India’s infrastructure output slumped 23.4% in May though lower than April’s 37% decline, signalling a bottoming out as the country gradually limps back to normalcy from a prolonged lockdown that has pummeled the domestic industry.
This as the country’s fisc showed increasing signs of stress while the current account turned positive in the March quarter on the back of lower imports.
May was the third straight month of decline in core sector data, comprising eight infrastructure sectors. Only fertilisers recorded an increase with a 7.5% rise in production. The core sector data issued by the industry department showed large declines in output in sectors such as steel (48.4%), cement (22.2%), electricity (15.6%) and refinery products (21.3%).
This was in line with expectations of most economists that April will be the worst hit due to the nationwide lockdown to contain the coronavirus outbreak while things will start to look up from May onwards.

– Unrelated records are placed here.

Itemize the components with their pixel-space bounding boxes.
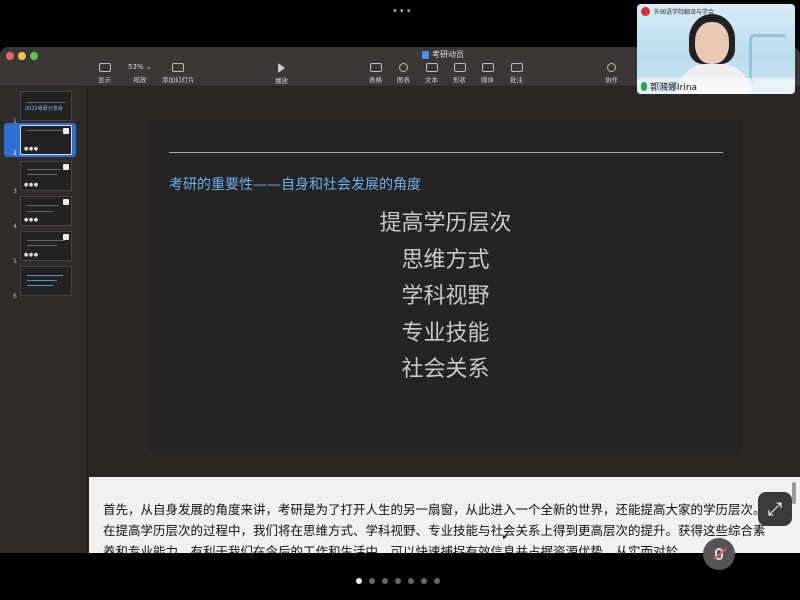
build-badge-icon [63,164,69,170]
keynote-doc-icon [422,50,429,59]
sidebar-view-icon [98,63,111,72]
slide-thumbnail-3[interactable]: ●●● 3 [0,161,88,195]
current-slide[interactable]: 考研的重要性——自身和社会发展的角度 提高学历层次 思维方式 学科视野 专业技能… [149,120,742,453]
presenter-notes[interactable]: 首先，从自身发展的角度来讲，考研是为了打开人生的另一扇窗，从此进入一个全新的世界… [89,477,800,553]
slide-thumbnail-1[interactable]: 2022考研分享会 1 [0,91,88,125]
slide-thumbnail-2[interactable]: ●●● 2 [4,123,76,157]
toolbar-add-slide-button[interactable]: 添加幻灯片 [162,63,195,84]
slide-thumbnail-6[interactable]: 6 [0,266,88,300]
expand-icon[interactable]: ⤢ [758,492,792,526]
build-badge-icon [63,234,69,240]
toolbar-collaborate-button[interactable]: 协作 [605,63,618,84]
notes-scrollbar[interactable] [792,482,796,504]
page-dot[interactable] [382,578,388,584]
toolbar-comment-button[interactable]: 批注 [510,63,523,84]
toolbar-view-button[interactable]: 显示 [98,63,111,84]
slide-item: 专业技能 [401,320,490,346]
toolbar-chart-button[interactable]: 图表 [397,63,410,84]
slide-item: 社会关系 [401,357,490,382]
toolbar-media-button[interactable]: 媒体 [481,63,494,84]
media-icon [481,63,494,72]
deer-illustration-icon [749,34,787,82]
table-icon [369,63,382,72]
presenter-notes-text[interactable]: 首先，从自身发展的角度来讲，考研是为了打开人生的另一扇窗，从此进入一个全新的世界… [103,499,773,553]
page-indicator[interactable] [356,578,440,584]
chart-icon [399,63,408,72]
play-icon [278,63,285,73]
toolbar-text-button[interactable]: 文本 [425,63,438,84]
window-menu-dots[interactable]: ••• [392,6,413,17]
page-dot[interactable] [434,578,440,584]
fullscreen-window-button[interactable] [30,52,38,60]
build-badge-icon [63,128,69,134]
keynote-window: 考研动员 显示 53% ⌄ 缩放 添加幻灯片 播放 表格 图表 文本 形状 媒体… [0,47,800,553]
page-dot[interactable] [395,578,401,584]
slide-navigator: 2022考研分享会 1 ●●● 2 ●●● 3 ●●● 4 ●●● 5 6 [0,87,88,553]
slide-item: 学科视野 [401,284,490,309]
video-participant-tile[interactable]: 外国语学院翻译与学会 郭漪娜Irina [637,4,795,94]
build-badge-icon [63,199,69,205]
university-logo-icon [641,7,650,16]
slide-bullet-list: 提高学历层次 思维方式 学科视野 专业技能 社会关系 [149,206,742,389]
participant-label: 郭漪娜Irina [637,78,795,94]
toolbar-shape-button[interactable]: 形状 [453,63,466,84]
mic-active-icon [641,81,647,91]
slide-heading: 考研的重要性——自身和社会发展的角度 [169,177,421,193]
collaborate-icon [607,63,616,72]
page-dot[interactable] [421,578,427,584]
slide-item: 提高学历层次 [379,211,512,236]
page-dot[interactable] [356,578,362,584]
slide-item: 思维方式 [401,247,490,273]
toolbar-zoom-button[interactable]: 53% ⌄ 缩放 [128,63,152,84]
toolbar-table-button[interactable]: 表格 [369,63,382,84]
minimize-window-button[interactable] [18,52,26,60]
participant-face [695,22,729,64]
slide-thumbnail-5[interactable]: ●●● 5 [0,231,88,265]
slide-thumbnail-4[interactable]: ●●● 4 [0,196,88,230]
mouse-cursor-icon [503,535,507,539]
text-box-icon [425,63,438,72]
shape-icon [453,63,466,72]
document-title: 考研动员 [422,49,464,60]
comment-icon [510,63,523,72]
page-dot[interactable] [369,578,375,584]
slide-divider [169,152,723,153]
close-window-button[interactable] [6,52,14,60]
page-dot[interactable] [408,578,414,584]
zoom-value: 53% ⌄ [128,63,152,71]
toolbar-play-button[interactable]: 播放 [275,63,288,85]
add-slide-icon [172,63,185,72]
slide-canvas[interactable]: 考研的重要性——自身和社会发展的角度 提高学历层次 思维方式 学科视野 专业技能… [89,87,800,467]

Prime minister Narendra Modi and chairman of the 15th Finance Commission NK Singh have earlier said that multiple green shoots of recovery are visible in the economy citing fertiliser production and auto sales data, and robust employment print. The manufacturing Purchasing Manager’s Index (PMI) released by IHS Markit earlier this month stood at 30.8 in May, slightly better than April’s 27.4 but still well below the 50 mark that divides contraction from expansion.
The gradual recovery was seen for instance in Maruti Suzuki India Ltd which sold 18,539 vehicles in May after failing to sell a single unit in the preceding month. India’s top carmaker reopened two of its plants in a phased manner last month after the government eased lockdown curbs. Meanwhile, the unemployment rate declined sharply in recent weeks, coming close to the pre-lockdown levels, according to the Centre for Monitoring Indian Economy.
Global rating firms however continue to keep their dim projections for the Indian economy this fiscal. Fitch Ratings, said in its latest Global Economic Outlook (GEO) on Tuesday, that it still expects India’s GDP to contract by 5% in FY21. “In India, where authorities imposed one of the most stringent lockdowns globally to try to halt the spread of the virus, measures are being relaxed only very gradually; with a limited policy easing response and ongoing financial sector fragilities, we have pared our 2021 forecast to 8% from 9.5% in the previous GEO,” it said.
Data issued separately by the Controller General of Accounts (CGA) on Tuesday showed the fiscal deficit breached 58.6% in the first two months of FY21 against 52% in the same period a year ago. With a severe squeeze in revenue receipts amid a marginal contraction in total spending, the fiscal deficit widened to ₹4.7 lakh crore during April and May, hinting at a very difficult fiscal year amid rising demand for resources to fight the Covid-19 pandemic. Prime minister Narendra Modi on Tuesday announced extension of free ration to 80 crore Indians for another five months at a cost of ₹90,000 crore which would put additional pressure on the fisc.
India’s current account balance recorded a surprise marginal surplus at 0.1% of GDP in the March quarter, compared with a 0.4% deficit in the December quarter, after a gap of 12 years because of lower trade deficit and higher remittance inflows, data released by the Reserve Bank of India showed. Current account deficit in FY20 narrowed to 0.9% from 2.1% in FY19 on the back of shrinking trade deficit.